Like ping-pong balls and bicycles, the humble lightbulb is another example of everyday items being used to make striking installation. The above, made from 76 tunsgten lamps suspended from a catenary arch and entitled The Company, is a sound reactive light installation that was commissioned for the Bring To Light festival in Brooklyn (October 2011). Designed by London-based creative coder Andrea Cuius and designer Roland Ellis, The Company is a multi-sensory environment that is intended to bring a sense of atmosphere to the architectural space that was once a traditionally industrial icon.

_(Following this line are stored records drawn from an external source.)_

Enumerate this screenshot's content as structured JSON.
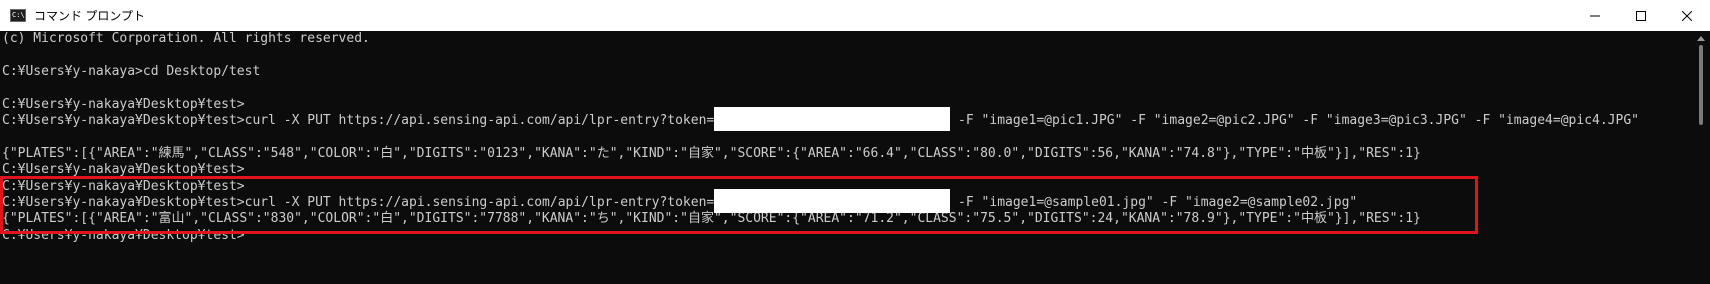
{
  "window": {
    "title": "コマンド プロンプト",
    "icon": "cmd-icon",
    "controls": [
      "minimize-icon",
      "maximize-icon",
      "close-icon"
    ]
  },
  "console": {
    "lines": [
      {
        "text": "(c) Microsoft Corporation. All rights reserved."
      },
      {
        "text": ""
      },
      {
        "text": "C:¥Users¥y-nakaya>cd Desktop/test"
      },
      {
        "text": ""
      },
      {
        "text": "C:¥Users¥y-nakaya¥Desktop¥test>"
      },
      {
        "text": "C:¥Users¥y-nakaya¥Desktop¥test>curl -X PUT https://api.sensing-api.com/api/lpr-entry?token=",
        "after": " -F \"image1=@pic1.JPG\" -F \"image2=@pic2.JPG\" -F \"image3=@pic3.JPG\" -F \"image4=@pic4.JPG\""
      },
      {
        "text": ""
      },
      {
        "text": "{\"PLATES\":[{\"AREA\":\"練馬\",\"CLASS\":\"548\",\"COLOR\":\"白\",\"DIGITS\":\"0123\",\"KANA\":\"た\",\"KIND\":\"自家\",\"SCORE\":{\"AREA\":\"66.4\",\"CLASS\":\"80.0\",\"DIGITS\":56,\"KANA\":\"74.8\"},\"TYPE\":\"中板\"}],\"RES\":1}"
      },
      {
        "text": "C:¥Users¥y-nakaya¥Desktop¥test>"
      },
      {
        "text": "C:¥Users¥y-nakaya¥Desktop¥test>"
      },
      {
        "text": "C:¥Users¥y-nakaya¥Desktop¥test>curl -X PUT https://api.sensing-api.com/api/lpr-entry?token=",
        "after": " -F \"image1=@sample01.jpg\" -F \"image2=@sample02.jpg\""
      },
      {
        "text": "{\"PLATES\":[{\"AREA\":\"富山\",\"CLASS\":\"830\",\"COLOR\":\"白\",\"DIGITS\":\"7788\",\"KANA\":\"ち\",\"KIND\":\"自家\",\"SCORE\":{\"AREA\":\"71.2\",\"CLASS\":\"75.5\",\"DIGITS\":24,\"KANA\":\"78.9\"},\"TYPE\":\"中板\"}],\"RES\":1}"
      },
      {
        "text": "C:¥Users¥y-nakaya¥Desktop¥test>"
      }
    ]
  },
  "colors": {
    "console_bg": "#0c0c0c",
    "console_text": "#cccccc",
    "highlight": "#e0141d",
    "redaction": "#ffffff"
  }
}
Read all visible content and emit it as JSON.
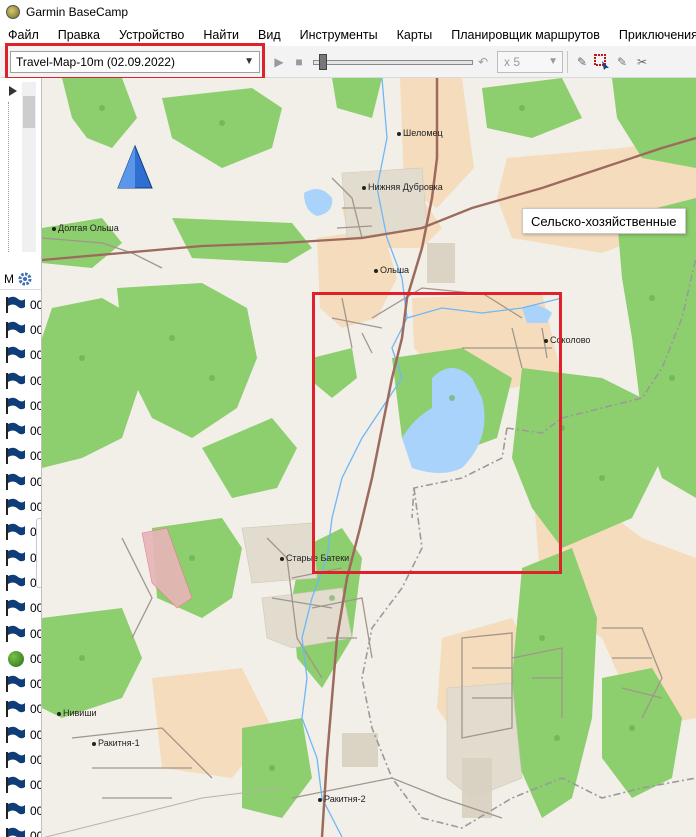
{
  "window": {
    "title": "Garmin BaseCamp"
  },
  "menu": [
    "Файл",
    "Правка",
    "Устройство",
    "Найти",
    "Вид",
    "Инструменты",
    "Карты",
    "Планировщик маршрутов",
    "Приключения"
  ],
  "toolbar": {
    "map_product": "Travel-Map-10m (02.09.2022)",
    "speed": "x 5"
  },
  "sidebar": {
    "header_label": "M",
    "items": [
      {
        "type": "flag",
        "label": "00"
      },
      {
        "type": "flag",
        "label": "00"
      },
      {
        "type": "flag",
        "label": "00"
      },
      {
        "type": "flag",
        "label": "00"
      },
      {
        "type": "flag",
        "label": "00"
      },
      {
        "type": "flag",
        "label": "00"
      },
      {
        "type": "flag",
        "label": "00"
      },
      {
        "type": "flag",
        "label": "00"
      },
      {
        "type": "flag",
        "label": "00"
      },
      {
        "type": "flag",
        "label": "00"
      },
      {
        "type": "flag",
        "label": "00"
      },
      {
        "type": "flag",
        "label": "00"
      },
      {
        "type": "flag",
        "label": "00"
      },
      {
        "type": "flag",
        "label": "00"
      },
      {
        "type": "dot",
        "label": "00"
      },
      {
        "type": "flag",
        "label": "00"
      },
      {
        "type": "flag",
        "label": "00"
      },
      {
        "type": "flag",
        "label": "00"
      },
      {
        "type": "flag",
        "label": "00"
      },
      {
        "type": "flag",
        "label": "00"
      },
      {
        "type": "flag",
        "label": "00"
      },
      {
        "type": "flag",
        "label": "00"
      }
    ]
  },
  "map": {
    "tooltip": "Сельско-хозяйственные",
    "places": {
      "shelomets": "Шеломец",
      "nizhnyaya_dubrovka": "Нижняя Дубровка",
      "dolgaya_olsha": "Долгая Ольша",
      "olsha": "Ольша",
      "sokolovo": "Соколово",
      "starye_bateki": "Старые Батеки",
      "nivishi": "Нивиши",
      "rakitnya_1": "Ракитня-1",
      "rakitnya_2": "Ракитня-2"
    }
  },
  "colors": {
    "map_background": "#f2efe9",
    "forest": "#8dce6e",
    "farmland": "#f5dcbd",
    "water": "#a9d3fb",
    "road_main": "#9d6a5e",
    "highlight": "#e0202a",
    "flag": "#0f3d7a"
  }
}
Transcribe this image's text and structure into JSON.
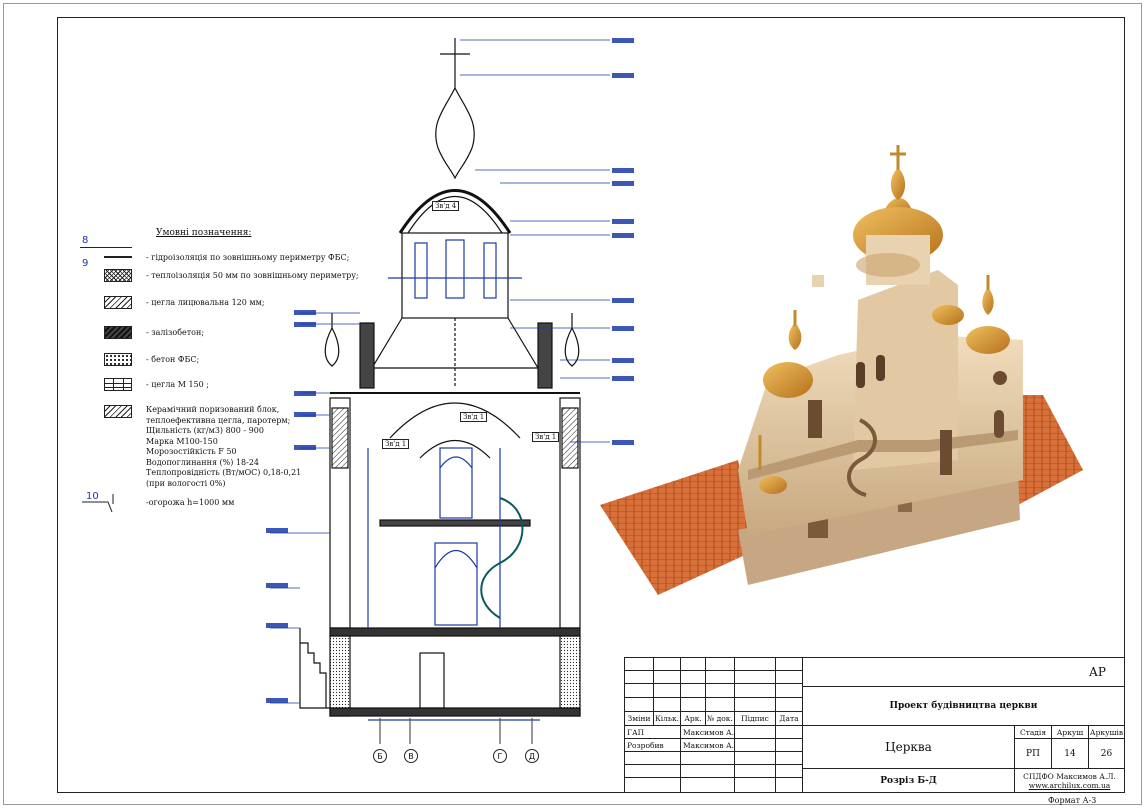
{
  "legend": {
    "title": "Умовні позначення:",
    "items": [
      {
        "num": "8",
        "text": "- гідроізоляція по зовнішньому периметру ФБС;"
      },
      {
        "num": "9",
        "text": "- теплоізоляція 50 мм по зовнішньому периметру;"
      },
      {
        "num": "",
        "text": "- цегла лицювальна  120 мм;"
      },
      {
        "num": "",
        "text": "- залізобетон;"
      },
      {
        "num": "",
        "text": "- бетон ФБС;"
      },
      {
        "num": "",
        "text": "- цегла М 150 ;"
      }
    ],
    "block_lines": [
      "Керамічний поризований блок,",
      "теплоефективна цегла, паротерм;",
      "Щильність (кг/м3) 800 - 900",
      "Марка М100-150",
      "Морозостійкість F 50",
      "Водопоглинання (%) 18-24",
      "Теплопровідність (Вт/мОС) 0,18-0,21",
      "(при вологості 0%)"
    ],
    "railing": {
      "num": "10",
      "text": "-огорожа h=1000 мм"
    }
  },
  "section": {
    "level_labels": [
      "Зв'д 4",
      "Зв'д 1",
      "Зв'д 1",
      "Зв'д 1"
    ],
    "axes": [
      "Б",
      "В",
      "Г",
      "Д"
    ]
  },
  "title_block": {
    "project_code": "АР",
    "project_title": "Проект будівництва  церкви",
    "object": "Церква",
    "sheet_title": "Розріз Б-Д",
    "col_headers": [
      "Зміни",
      "Кільк.",
      "Арк.",
      "№ док.",
      "Підпис",
      "Дата"
    ],
    "roles": [
      {
        "role": "ГАП",
        "name": "Максимов А.Л."
      },
      {
        "role": "Розробив",
        "name": "Максимов А.Л."
      }
    ],
    "stage_label": "Стадія",
    "sheet_label": "Аркуш",
    "sheets_label": "Аркушів",
    "stage": "РП",
    "sheet": "14",
    "sheets": "26",
    "org": "СПДФО  Максимов А.Л.",
    "site": "www.archilux.com.ua",
    "format": "Формат  А-3"
  },
  "colors": {
    "dimension_blue": "#1a3aa8",
    "render_wall": "#e8d2b0",
    "render_roof": "#d9703a",
    "render_gold": "#d7922a"
  }
}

Through customised software, the installation plays sounds that are adapted live according to inputs from the environment. Audio input from the external environment modifies the sound and light behaviour of the installation. Whoa. Check it out in action below:
And how about this light sculpture by Kianoosh Motallebi? Entitled The Matrix, it consists of an incandescent lamp fused with a fluorescent light, two contrasting sources of light that appear to be feeding off one another.
‘The two otherwise incompatible technologies are forced to operate in the same space, creating a dynamic system that ultimately leads to dysfunction of both light sources,’ Motallebi explains.
‘Nuff of the science chat. Aren’t these works beautiful? They have an otherwordly feel, powered by modern technology yet strangely alien when removed from their functional realm.